Keep up to Date with Latin American VC, Startups News

Venture capital in Latin America is going through a moment of redefinition. After the boom from 2020 to 2022, funds and entrepreneurs face a more complex reality: more demanding rounds, shrinking fundraising, less availability of foreign capital and increasing pressure to demonstrate efficiency and profitability.

Young startups, especially those in seed and Series A stages, face an even greater challenge, as they must scale in fragmented markets, with volatile currencies and uncertain regulatory frameworks, all without losing speed.

Still, the region retains unique attributes. Rapid technology adoption, an emerging middle class of more than 500 million people and room to build deep solutions in segments such as fintech, commerce, logistics and services.

Amid this context, Capria Ventures operates in the region as one of the most active players in emerging markets, with a strategy focused on applied AI, operational support and an investment model that blends capital and technology. It currently manages US$196 million in assets.

“In LATAM, we have a young investment portfolio; therefore, our main milestones are focused on the transformation of our investments, especially through the implementation of applied artificial intelligence,” said Susana García-Robles, Managing Partner of Capria Ventures in an interview with Contxto.

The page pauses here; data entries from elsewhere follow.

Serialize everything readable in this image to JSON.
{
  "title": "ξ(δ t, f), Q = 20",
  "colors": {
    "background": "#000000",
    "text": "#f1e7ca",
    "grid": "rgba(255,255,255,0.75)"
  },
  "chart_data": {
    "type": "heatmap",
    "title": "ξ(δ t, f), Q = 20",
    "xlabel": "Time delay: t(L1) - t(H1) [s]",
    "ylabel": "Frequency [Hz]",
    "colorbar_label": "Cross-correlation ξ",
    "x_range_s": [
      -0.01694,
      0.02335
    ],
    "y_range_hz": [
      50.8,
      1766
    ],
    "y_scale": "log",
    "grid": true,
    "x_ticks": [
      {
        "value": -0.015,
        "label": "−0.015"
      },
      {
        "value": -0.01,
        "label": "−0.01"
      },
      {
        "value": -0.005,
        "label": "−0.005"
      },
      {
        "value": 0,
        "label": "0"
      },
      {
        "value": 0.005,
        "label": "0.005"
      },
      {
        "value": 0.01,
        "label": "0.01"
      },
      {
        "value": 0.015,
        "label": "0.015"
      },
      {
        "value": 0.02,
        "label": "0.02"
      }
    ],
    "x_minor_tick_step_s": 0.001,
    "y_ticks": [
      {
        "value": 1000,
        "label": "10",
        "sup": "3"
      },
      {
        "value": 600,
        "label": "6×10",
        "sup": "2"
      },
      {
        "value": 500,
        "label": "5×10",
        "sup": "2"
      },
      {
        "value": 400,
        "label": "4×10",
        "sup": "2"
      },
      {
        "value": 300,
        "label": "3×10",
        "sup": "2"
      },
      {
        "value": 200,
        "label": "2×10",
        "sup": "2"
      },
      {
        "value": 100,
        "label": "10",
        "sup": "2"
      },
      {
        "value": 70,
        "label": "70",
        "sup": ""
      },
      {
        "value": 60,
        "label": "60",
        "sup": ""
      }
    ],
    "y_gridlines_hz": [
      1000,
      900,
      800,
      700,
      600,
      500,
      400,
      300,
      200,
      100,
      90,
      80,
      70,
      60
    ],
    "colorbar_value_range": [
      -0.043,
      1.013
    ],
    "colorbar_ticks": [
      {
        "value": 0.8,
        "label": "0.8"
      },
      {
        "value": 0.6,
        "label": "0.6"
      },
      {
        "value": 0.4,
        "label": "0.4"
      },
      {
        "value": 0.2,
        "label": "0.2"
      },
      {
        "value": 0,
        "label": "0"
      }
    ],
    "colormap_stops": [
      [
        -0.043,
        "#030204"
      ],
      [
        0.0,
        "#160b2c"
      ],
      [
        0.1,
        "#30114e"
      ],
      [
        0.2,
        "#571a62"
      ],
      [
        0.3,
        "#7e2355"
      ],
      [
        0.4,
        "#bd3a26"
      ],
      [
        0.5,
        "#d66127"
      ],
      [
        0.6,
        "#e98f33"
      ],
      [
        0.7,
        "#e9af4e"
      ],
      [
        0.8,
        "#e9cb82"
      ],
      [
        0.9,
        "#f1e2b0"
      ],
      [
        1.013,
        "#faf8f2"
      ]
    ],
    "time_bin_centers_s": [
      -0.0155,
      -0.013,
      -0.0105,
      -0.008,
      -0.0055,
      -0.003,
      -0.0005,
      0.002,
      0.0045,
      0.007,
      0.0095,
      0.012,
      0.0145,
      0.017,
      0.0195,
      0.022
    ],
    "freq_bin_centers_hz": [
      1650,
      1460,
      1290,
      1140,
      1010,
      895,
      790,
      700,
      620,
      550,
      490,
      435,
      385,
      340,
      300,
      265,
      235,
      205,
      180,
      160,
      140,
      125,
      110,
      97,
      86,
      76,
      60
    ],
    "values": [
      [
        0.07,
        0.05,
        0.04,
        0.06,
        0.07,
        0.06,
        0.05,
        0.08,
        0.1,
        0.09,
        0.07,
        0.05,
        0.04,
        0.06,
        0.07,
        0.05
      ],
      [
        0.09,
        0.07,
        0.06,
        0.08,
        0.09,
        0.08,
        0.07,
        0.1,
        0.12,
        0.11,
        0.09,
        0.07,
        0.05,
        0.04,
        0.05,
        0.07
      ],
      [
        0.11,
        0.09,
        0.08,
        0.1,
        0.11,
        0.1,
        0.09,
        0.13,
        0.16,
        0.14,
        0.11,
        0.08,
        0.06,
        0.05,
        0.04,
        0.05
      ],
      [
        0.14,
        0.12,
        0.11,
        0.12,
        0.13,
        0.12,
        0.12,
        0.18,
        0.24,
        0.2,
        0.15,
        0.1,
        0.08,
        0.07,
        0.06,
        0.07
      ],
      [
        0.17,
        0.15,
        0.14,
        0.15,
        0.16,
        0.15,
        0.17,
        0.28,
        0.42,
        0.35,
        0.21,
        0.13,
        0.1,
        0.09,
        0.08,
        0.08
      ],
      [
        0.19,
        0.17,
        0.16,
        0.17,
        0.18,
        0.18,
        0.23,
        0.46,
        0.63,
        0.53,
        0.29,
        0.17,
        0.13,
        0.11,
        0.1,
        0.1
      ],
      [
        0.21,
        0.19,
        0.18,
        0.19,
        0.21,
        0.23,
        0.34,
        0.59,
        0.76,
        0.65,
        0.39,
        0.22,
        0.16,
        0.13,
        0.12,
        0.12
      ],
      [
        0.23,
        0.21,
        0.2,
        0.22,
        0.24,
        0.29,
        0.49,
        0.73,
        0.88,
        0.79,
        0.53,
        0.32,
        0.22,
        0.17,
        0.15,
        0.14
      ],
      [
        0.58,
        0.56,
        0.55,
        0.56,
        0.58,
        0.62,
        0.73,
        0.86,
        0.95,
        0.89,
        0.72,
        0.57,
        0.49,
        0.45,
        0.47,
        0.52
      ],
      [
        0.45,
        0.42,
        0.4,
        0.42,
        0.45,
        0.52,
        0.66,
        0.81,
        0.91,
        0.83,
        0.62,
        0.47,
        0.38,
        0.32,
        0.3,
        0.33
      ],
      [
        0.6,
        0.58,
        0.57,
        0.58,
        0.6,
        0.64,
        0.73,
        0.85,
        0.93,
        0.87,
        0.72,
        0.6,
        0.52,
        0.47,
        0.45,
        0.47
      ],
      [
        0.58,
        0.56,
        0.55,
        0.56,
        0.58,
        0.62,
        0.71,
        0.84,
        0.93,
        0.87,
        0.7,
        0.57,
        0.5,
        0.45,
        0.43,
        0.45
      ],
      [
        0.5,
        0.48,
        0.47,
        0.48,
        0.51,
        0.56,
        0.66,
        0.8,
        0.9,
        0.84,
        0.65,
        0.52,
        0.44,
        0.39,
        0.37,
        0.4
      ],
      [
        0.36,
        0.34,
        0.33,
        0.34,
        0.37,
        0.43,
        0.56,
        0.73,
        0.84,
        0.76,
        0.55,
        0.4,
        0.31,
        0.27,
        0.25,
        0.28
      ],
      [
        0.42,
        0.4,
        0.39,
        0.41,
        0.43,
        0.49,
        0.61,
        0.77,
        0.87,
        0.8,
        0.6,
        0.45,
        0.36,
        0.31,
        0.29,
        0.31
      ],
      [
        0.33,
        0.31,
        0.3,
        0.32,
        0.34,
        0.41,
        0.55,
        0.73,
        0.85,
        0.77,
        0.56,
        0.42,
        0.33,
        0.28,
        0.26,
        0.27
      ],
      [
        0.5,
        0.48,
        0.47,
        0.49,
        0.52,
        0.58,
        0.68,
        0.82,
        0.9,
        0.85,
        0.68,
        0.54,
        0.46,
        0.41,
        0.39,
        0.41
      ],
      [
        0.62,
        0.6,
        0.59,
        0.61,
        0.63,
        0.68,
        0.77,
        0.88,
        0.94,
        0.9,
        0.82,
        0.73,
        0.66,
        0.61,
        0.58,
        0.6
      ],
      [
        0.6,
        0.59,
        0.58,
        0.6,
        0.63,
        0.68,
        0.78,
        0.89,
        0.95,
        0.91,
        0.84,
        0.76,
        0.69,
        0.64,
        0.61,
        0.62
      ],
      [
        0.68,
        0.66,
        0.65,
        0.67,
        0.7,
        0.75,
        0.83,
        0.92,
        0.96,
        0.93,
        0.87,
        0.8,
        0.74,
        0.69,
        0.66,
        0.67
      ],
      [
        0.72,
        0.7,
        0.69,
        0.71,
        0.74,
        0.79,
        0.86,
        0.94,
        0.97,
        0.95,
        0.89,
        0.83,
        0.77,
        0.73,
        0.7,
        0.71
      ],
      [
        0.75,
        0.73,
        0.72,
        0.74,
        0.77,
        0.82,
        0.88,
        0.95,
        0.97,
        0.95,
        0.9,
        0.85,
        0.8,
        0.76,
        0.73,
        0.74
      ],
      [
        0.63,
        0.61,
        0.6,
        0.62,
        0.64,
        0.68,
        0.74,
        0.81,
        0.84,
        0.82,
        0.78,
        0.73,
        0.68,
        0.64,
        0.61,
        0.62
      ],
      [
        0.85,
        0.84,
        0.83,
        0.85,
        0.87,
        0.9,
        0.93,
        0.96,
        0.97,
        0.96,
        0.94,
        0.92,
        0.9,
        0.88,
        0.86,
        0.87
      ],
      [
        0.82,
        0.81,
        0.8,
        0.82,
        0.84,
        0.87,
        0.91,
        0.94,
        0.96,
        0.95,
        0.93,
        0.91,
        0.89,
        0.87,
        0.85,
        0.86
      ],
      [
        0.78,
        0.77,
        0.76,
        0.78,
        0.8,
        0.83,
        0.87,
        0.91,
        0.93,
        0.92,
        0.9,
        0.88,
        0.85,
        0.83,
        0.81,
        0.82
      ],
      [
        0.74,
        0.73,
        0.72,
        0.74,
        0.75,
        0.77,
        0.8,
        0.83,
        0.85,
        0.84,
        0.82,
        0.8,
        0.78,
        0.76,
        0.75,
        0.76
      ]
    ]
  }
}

Applied AI as an enabler of scale

One of the fund’s differentiators is its internal AI innovation team, a resource that few firms in the region possess. This team works directly with startups to design use cases, proofs of concept and full production integrations.

The bet is already showing results. Garcia-Robles noted that, among other cases, the fund supported Agrofy’s evolution to a sales engine based on Clemen, the AI agent. “Clemen generated 4,872 leads with a 30% conversion rate in web and WhatsApp interactions, and proactive WhatsApp cadences generated 1,573 leads with a 45% conversion rate between January and September 2025,” she said.

This level of accompaniment is at the core of the fund’s value proposition, according to Susana. “One thing we are particularly proud of is our technology differentiator: we have established an internal AI Innovation Team that works directly to transform our companies.”

Fintech, SaaS and artificial intelligence: the strategic cores

The fund’s investment thesis is structured on a clear principle. It is now key to support companies that use AI to digitize processes, gain efficiency and scale faster than the competition.

“We focus on early- and growth-stage companies that are using AI to digitize processes and scale efficiently. Our main interests are in Fintech, B2B SaaS and companies that are applying AI to transform traditional industries such as manufacturing, retail, financial services and operations,” said García-Robles.

Diversification by sector, market and stage is key to its model, along with a network of more than 50 local partners in different countries in the Global South.

The latest fund for Latin America is designed under a mixed model that includes Series A investments with a focus on AI-native startups with proven product-market fit, along with some Series B opportunities in companies with solid traction that can further accelerate thanks to applied AI.

In addition, Capria Ventures maintains its historical goal of investing in solutions that cater to the region’s emerging middle class, a market of more than 500 million people where technology adoption is growing rapidly and opens the door to create regional leaders.

Of the US$196 million in assets currently under management by Capria Ventures, tickets are distributed 40% to early stage, with investments of US$1 to $2 million per startup.

The remaining 60% is earmarked for later stages, where the average ticket is between US$3 million and $6 million per company.